Ich wußte nicht, was ich verschuldet, um die Achtung dieses Fanatikers zu verdienen; ich suchte indessen jedes Mittel der Grobheit auf, um sie zu verscherzen. Nichts aber half. Seine Zunge lief beständig Sturm auf meine wohlverschanzte Ungeduld.
In Brüssel angelangt, suchte ich ihm zu entfliehen und fühlte mich schon glücklich, als ich wieder in den Wagen einstieg, ohne eine Spur von ihm zu entdecken. Aber in dem Augenblicke, als der Zug abgehen sollte, kam er, ein Esel zwischen zwei Nachtsäcken, an den Wagen gekeucht und beteuerte mir, indem er einstieg und mir die Nachtsäcke vor die Füße warf, daß er einen viel bessern Platz hätte haben können, daß er aber, sogar mit Gefahr, zurückbleiben zu müssen, jeden Wagen untersucht, um mich ausfindig zu machen. Ich verfluchte im stillen dieses für mich so schmeichelhafte Unglück, und kaum war der Zug in Bewegung, so fing er, nämlich der Enthusiast, im Schweiße seines Angesichts wieder an, die alten Loblieder zu singen. So wenig kannte dieser Mensch den Zorn meiner Ohren, daß er mir vorschlug, in Paris, wo er schon häufig gewesen, 9 mit ihm in einem und demselben Hotel zu wohnen. Er nannte mir das Hotel. Mehr wollte ich nicht wissen. Als wir daher in Paris anlangten, suchte ich, nachdem im Bahnhof die Zöllner Herz und Nieren meiner Koffer geprüft, dem Enthusiasten zu entwischen, nahm eine Droschke und fuhr einem Hotel zu, das wenigstens eine Viertelmeile von dem entfernt ist, das mir der furchtbare Gagern-Enthusiast genannt hatte.
Ich feierte meine Erlösung; ich war in Paris.
Die meisten Menschen sehen und hören sich einen Rausch, wenn sie zum ersten Male diese Weltstadt besuchen; und ich muß gestehen, daß auch ich, trotz meiner Anstrengung, nicht ganz nüchtern blieb. Der Eindruck, den Paris auf mich hervorbrachte, war ein überaus gewaltiger, ein unbeschreiblicher. Es sind nicht jene herrlichen Bauten, in denen die großartigen Szenen der Weltgeschichte gespielt wurden, es sind nicht die kolossalen Monumente von Erz und Stein, die diesen gewaltigen Eindruck auf mich hervorbrachten: es ist das bewegte Leben und Treiben, es sind tausend Einzelheiten, die mich bewältigten.

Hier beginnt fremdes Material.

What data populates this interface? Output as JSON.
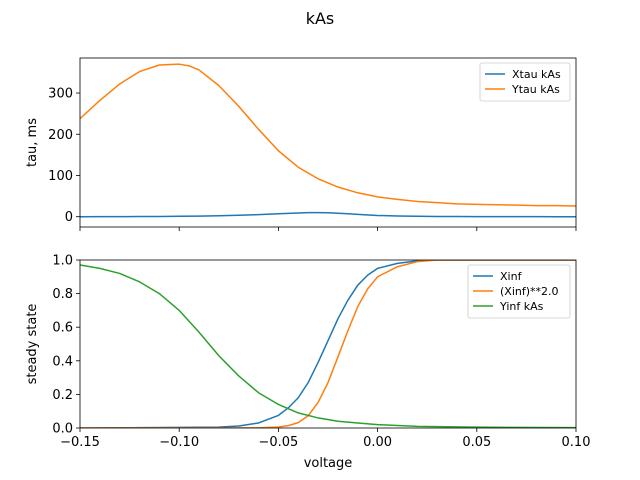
{
  "figure_title": "kAs",
  "chart_data": [
    {
      "type": "line",
      "ylabel": "tau, ms",
      "xlabel": "",
      "xlim": [
        -0.15,
        0.1
      ],
      "ylim": [
        -25,
        385
      ],
      "xticks": [
        -0.15,
        -0.1,
        -0.05,
        0.0,
        0.05,
        0.1
      ],
      "show_xtick_labels": false,
      "yticks": [
        0,
        100,
        200,
        300
      ],
      "ytick_labels": [
        "0",
        "100",
        "200",
        "300"
      ],
      "grid": false,
      "legend": "top-right",
      "series": [
        {
          "name": "Xtau kAs",
          "color": "#1f77b4",
          "x": [
            -0.15,
            -0.14,
            -0.13,
            -0.12,
            -0.11,
            -0.1,
            -0.09,
            -0.08,
            -0.07,
            -0.06,
            -0.05,
            -0.04,
            -0.035,
            -0.03,
            -0.025,
            -0.02,
            -0.015,
            -0.01,
            0.0,
            0.01,
            0.02,
            0.03,
            0.04,
            0.05,
            0.06,
            0.07,
            0.08,
            0.09,
            0.1
          ],
          "y": [
            0.0,
            0.1,
            0.2,
            0.4,
            0.6,
            1.0,
            1.5,
            2.3,
            3.5,
            5.0,
            7.0,
            9.0,
            9.8,
            10.0,
            9.6,
            8.5,
            7.0,
            5.5,
            3.0,
            1.7,
            1.0,
            0.6,
            0.4,
            0.3,
            0.2,
            0.1,
            0.1,
            0.0,
            0.0
          ]
        },
        {
          "name": "Ytau kAs",
          "color": "#ff7f0e",
          "x": [
            -0.15,
            -0.14,
            -0.13,
            -0.12,
            -0.11,
            -0.1,
            -0.095,
            -0.09,
            -0.08,
            -0.07,
            -0.06,
            -0.05,
            -0.04,
            -0.03,
            -0.02,
            -0.01,
            0.0,
            0.01,
            0.02,
            0.03,
            0.04,
            0.05,
            0.06,
            0.07,
            0.08,
            0.09,
            0.1
          ],
          "y": [
            238,
            282,
            322,
            352,
            368,
            370,
            366,
            356,
            318,
            268,
            212,
            160,
            120,
            92,
            72,
            58,
            48,
            42,
            37,
            34,
            31,
            30,
            29,
            28,
            27,
            27,
            26
          ]
        }
      ]
    },
    {
      "type": "line",
      "ylabel": "steady state",
      "xlabel": "voltage",
      "xlim": [
        -0.15,
        0.1
      ],
      "ylim": [
        0.0,
        1.0
      ],
      "xticks": [
        -0.15,
        -0.1,
        -0.05,
        0.0,
        0.05,
        0.1
      ],
      "xtick_labels": [
        "−0.15",
        "−0.10",
        "−0.05",
        "0.00",
        "0.05",
        "0.10"
      ],
      "show_xtick_labels": true,
      "yticks": [
        0.0,
        0.2,
        0.4,
        0.6,
        0.8,
        1.0
      ],
      "ytick_labels": [
        "0.0",
        "0.2",
        "0.4",
        "0.6",
        "0.8",
        "1.0"
      ],
      "grid": false,
      "legend": "top-right",
      "series": [
        {
          "name": "Xinf",
          "color": "#1f77b4",
          "x": [
            -0.15,
            -0.08,
            -0.07,
            -0.06,
            -0.05,
            -0.045,
            -0.04,
            -0.035,
            -0.03,
            -0.025,
            -0.02,
            -0.015,
            -0.01,
            -0.005,
            0.0,
            0.01,
            0.02,
            0.03,
            0.05,
            0.1
          ],
          "y": [
            0.0,
            0.005,
            0.012,
            0.03,
            0.075,
            0.12,
            0.18,
            0.27,
            0.39,
            0.52,
            0.65,
            0.76,
            0.85,
            0.91,
            0.95,
            0.98,
            0.995,
            1.0,
            1.0,
            1.0
          ]
        },
        {
          "name": "(Xinf)**2.0",
          "color": "#ff7f0e",
          "x": [
            -0.15,
            -0.06,
            -0.05,
            -0.045,
            -0.04,
            -0.035,
            -0.03,
            -0.025,
            -0.02,
            -0.015,
            -0.01,
            -0.005,
            0.0,
            0.01,
            0.02,
            0.03,
            0.05,
            0.1
          ],
          "y": [
            0.0,
            0.001,
            0.006,
            0.014,
            0.032,
            0.073,
            0.152,
            0.27,
            0.423,
            0.578,
            0.723,
            0.828,
            0.9,
            0.96,
            0.99,
            1.0,
            1.0,
            1.0
          ]
        },
        {
          "name": "Yinf kAs",
          "color": "#2ca02c",
          "x": [
            -0.15,
            -0.14,
            -0.13,
            -0.12,
            -0.11,
            -0.1,
            -0.09,
            -0.08,
            -0.07,
            -0.06,
            -0.05,
            -0.04,
            -0.03,
            -0.02,
            -0.01,
            0.0,
            0.02,
            0.05,
            0.1
          ],
          "y": [
            0.97,
            0.95,
            0.92,
            0.87,
            0.8,
            0.7,
            0.57,
            0.43,
            0.31,
            0.21,
            0.14,
            0.09,
            0.06,
            0.04,
            0.03,
            0.02,
            0.01,
            0.005,
            0.002
          ]
        }
      ]
    }
  ]
}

Man glaubt in Deutschland Paris zu kennen; allein man kennt es nur aus tausend verzerrten Schilderungen, aus den Zeitungen, in welchen so mancher politische Pinsel mit dick aufgetragener Parteifarbe uns verkleckste Bilder gibt, die mit dem Original nicht die mindeste Ähnlichkeit haben. Freilich ist es auch unendlich schwer, Paris richtig zu schildern, da es schon außerordentlich schwer ist, es richtig zu sehen. Wer nicht mit gesundem, frischem, klarem Auge diese Stadt betrachtet, wer mit Vorurteilen oder, was dasselbe ist, mit einem vorgefaßten Urteile dahinkommt, der wird Paris in Paris ebenso falsch sehen, wie er es außer 10 Paris gesehen. Er wird dann die mitgebrachte Schablone über die Pariser Zustände schieben und nur die allgemeinen Phrasen wiederholen, die schon Hunderte vor ihm hundertmal wiederholt.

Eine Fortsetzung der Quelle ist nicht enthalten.